Some firms will avoid passing on the losses to the investors for obvious reasons, such as creating a bad reputation, which will be bad for their business. The latest on this topic was the admission by Wells Fargo, that it had incurred a loss of $39 million from money funds:
Wells Fargo & Co, the fifth-largest U.S. bank, said on Friday it has recorded a $39 million loss tied to some complex debt that has lost value and which is held by its money market mutual funds.
In its annual report filed with the U.S. Securities and Exchange Commission, Wells Fargo said the loss relates to a capital support agreement for up to $130 million related to one structured investment vehicle held by some money funds that invest in non-government securities.
The San Francisco-based bank said it entered the agreement about a month ago to preserve the “triple-A” investment ratings for some of the funds. Wells Fargo said the $39 million liability reflects the guarantee it provided. The bank said it has about $106 billion of assets in money market mutual funds.
A Wells Fargo spokeswoman had no immediate comment.
Sure, why would they comment, it’s obvious they invested in some of the Subprime slime and, to keep investors happy, they chose to dip into their own pockets.
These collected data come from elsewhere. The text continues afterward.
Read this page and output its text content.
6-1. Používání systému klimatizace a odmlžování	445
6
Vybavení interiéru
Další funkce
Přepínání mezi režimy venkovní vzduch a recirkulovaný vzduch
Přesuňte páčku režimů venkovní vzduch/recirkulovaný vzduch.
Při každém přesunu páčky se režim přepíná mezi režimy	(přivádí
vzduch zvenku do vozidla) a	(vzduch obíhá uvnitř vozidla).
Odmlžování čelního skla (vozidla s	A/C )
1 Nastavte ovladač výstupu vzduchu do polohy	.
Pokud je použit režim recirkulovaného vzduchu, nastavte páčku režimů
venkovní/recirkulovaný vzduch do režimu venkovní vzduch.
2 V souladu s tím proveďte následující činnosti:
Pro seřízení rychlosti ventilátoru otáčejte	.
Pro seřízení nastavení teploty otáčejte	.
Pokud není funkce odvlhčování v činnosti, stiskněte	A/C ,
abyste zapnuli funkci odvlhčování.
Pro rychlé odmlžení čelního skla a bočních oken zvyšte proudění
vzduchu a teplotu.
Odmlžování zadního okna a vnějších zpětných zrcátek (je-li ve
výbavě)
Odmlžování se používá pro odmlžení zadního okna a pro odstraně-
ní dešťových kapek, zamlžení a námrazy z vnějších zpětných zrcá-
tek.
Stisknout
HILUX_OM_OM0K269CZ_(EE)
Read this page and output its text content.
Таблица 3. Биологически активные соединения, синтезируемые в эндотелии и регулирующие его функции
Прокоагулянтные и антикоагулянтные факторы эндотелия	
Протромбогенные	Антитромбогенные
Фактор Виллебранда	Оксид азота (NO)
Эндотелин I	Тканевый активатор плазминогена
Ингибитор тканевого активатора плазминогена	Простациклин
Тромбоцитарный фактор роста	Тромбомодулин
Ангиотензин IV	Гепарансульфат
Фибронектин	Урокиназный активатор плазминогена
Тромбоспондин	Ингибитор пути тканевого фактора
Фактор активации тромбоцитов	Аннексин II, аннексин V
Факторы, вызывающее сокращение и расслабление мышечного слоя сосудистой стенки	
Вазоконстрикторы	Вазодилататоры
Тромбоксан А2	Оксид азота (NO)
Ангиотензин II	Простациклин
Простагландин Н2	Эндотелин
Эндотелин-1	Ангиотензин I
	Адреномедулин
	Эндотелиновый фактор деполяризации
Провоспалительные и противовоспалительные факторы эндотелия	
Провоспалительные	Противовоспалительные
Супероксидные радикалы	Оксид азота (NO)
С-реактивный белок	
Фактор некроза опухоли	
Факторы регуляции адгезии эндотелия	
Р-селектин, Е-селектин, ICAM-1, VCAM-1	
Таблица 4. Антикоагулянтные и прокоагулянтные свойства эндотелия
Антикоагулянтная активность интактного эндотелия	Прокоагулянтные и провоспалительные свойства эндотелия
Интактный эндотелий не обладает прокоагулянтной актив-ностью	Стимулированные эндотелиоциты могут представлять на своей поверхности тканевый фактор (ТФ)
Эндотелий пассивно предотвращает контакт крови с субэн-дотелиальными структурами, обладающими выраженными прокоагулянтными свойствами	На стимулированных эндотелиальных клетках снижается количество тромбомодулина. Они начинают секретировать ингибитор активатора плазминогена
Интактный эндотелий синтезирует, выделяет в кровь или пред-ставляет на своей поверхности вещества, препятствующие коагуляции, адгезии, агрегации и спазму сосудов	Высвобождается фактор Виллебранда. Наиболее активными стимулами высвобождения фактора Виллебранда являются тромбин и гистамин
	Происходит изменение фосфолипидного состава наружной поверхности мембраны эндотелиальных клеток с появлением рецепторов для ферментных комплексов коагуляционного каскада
Who else has similar troubles?
Wells Fargo joins several other companies with mutual fund operations to bail out or support money funds stuck with debt that became illiquid or quickly lost value, including Bank of America Corp, Janus Capital Group Inc Legg Mason Inc and Wachovia Corp.
Structured investment vehicles are off-balance-sheet entities that raise funding by issuing short-term debt and longer-term capital, and invest proceeds in such things as bank debt and asset-backed securities. Many have lost value as investors shunned complex debt and halted short-term funding, resulting in losses from forced asset sales.
Money funds are designed to maintain a constant $1 per share net asset value, and not lose investor principal. While fund sponsors need not make up investment losses, many do so to avoid investor redemptions and a loss of reputation.
As I said before, there are still way too many uncounted skeletons in unknown closets. If you have any money in high yielding money market funds, get out or change your selection to U.S. treasury only, if you can. When things really hit the fan, some companies may have no choice but to crack the buck and leave you holding the short end of the stick.